広い中国には、日本同様、さまざまな方言があります。ただし、その方言は、日本の方言とは異なり、まったく別の言語といっていいほど、大きな差がある場合がほとんどです。今回は中国の方言の種類と特徴についてご紹介します。
中国の七大方言
中国の方言は「七大方言」という種類分けをされることが一般的です。七大方言とは、北方、呉、越、閩、湘、客家、贛の7種類の方言です。その他にもさまざまな分け方があるようですが、今回はこの七大方言を基本として、各地の方言を見ていきましょう。下記にそれぞれの特徴をまとめました。
北方(北京語など)
中国の北方エリアを中心に話されている方言で、母語話者数はなんと世界一! この方言をベースに作られているのが、現在の中国の標準語(普通話)です。
呉(上海語)
中国・上海市およびその近郊で話されている方言です。6種類の声調があり、音の雰囲気は時折、日本語を聞いているような気分になります。独自の文字はないため、標準語の漢字(簡体字)を用いて表現することもあります。
越(広東語)
中国南部、広東エリアで使われている言葉で、古代中国語の片りんを残しています。9種類の声調があります。
閩(台湾語、閩南語、福建語など)
台湾や福建省、アモイ周辺で使われている言葉を総称して、閩と呼ばれています。広東語に負けず劣らず、8種類もの声調を使い分ける方言もあるんだとか。
湘(湘南語)
中国の内陸部・湖南省で使われている方言です。毛沢東は湖南省出身なので、彼の話している中国標準語は、湖南訛りだなんていわれることもありました。
客家
福建省の内陸部に暮らす客家の間で使われている言葉で、その後海外に移住した多くの客家の影響で華僑の間でも使用されています。
贛(江西語)
江西省で使用されている方言で、客家語との共通点が見られます。
私たちが普段いう「中国語」というのは、このうちの北方方言をベースにして作られた「普通話」という言葉です。

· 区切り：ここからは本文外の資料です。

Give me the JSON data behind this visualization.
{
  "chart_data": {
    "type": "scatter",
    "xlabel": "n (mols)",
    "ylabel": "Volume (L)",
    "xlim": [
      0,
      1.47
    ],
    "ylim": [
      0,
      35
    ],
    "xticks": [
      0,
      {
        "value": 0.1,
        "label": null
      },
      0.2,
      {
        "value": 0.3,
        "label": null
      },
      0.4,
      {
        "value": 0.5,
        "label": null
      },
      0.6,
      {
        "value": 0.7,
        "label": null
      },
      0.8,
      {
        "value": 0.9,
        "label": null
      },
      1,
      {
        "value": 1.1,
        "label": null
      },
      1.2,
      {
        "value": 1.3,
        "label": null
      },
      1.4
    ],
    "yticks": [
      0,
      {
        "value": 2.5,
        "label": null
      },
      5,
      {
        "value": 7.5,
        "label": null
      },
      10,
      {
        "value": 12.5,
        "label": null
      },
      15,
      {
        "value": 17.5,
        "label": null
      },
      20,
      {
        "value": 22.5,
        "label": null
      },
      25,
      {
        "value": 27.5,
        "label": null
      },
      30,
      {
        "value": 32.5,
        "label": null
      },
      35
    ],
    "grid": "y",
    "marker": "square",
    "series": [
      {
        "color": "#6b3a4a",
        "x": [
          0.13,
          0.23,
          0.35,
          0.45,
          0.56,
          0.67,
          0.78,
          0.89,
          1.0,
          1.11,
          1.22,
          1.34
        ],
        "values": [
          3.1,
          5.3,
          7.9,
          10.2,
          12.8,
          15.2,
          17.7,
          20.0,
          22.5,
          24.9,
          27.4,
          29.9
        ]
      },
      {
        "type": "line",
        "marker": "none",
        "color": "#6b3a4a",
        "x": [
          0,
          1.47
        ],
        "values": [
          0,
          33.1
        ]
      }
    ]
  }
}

現在は一部の高齢者や少数民族を除いて、学校教育をうけたほとんどの人が普通話を使うことができるので、日常生活ではこの普通話をマスターしておけばOKです。
その他の方言
中国には七大方言以外にも、さまざまな方言があります。特に55いる少数民族の中には独自の言語体系を持つ言葉を使っている民族もたくさん。
一部の民族は文字を持たないため、方言が消滅していく恐れもあるといわれています。
ちなみに、中国のテレビ番組にはほぼ必ず標準語の字幕がついています。というのも地方のテレビ番組は全部そのエリアの方言で放送されているので、他のエリアに住んでいる人にはまったく聞き取れないから! 映画館でも、標準語の字幕つきがスタンダードなんですよ。
標準語をマスターした後は、方言にチャレンジ!
中国には莫大な数の方言がありますが、その中でも特に話者が多く、現在中国で使われている言葉の基礎になっている7種類が七大方言として種類分けされています。標準語をマスターした後は、方言にチャレンジするのもいいかもしれませんね。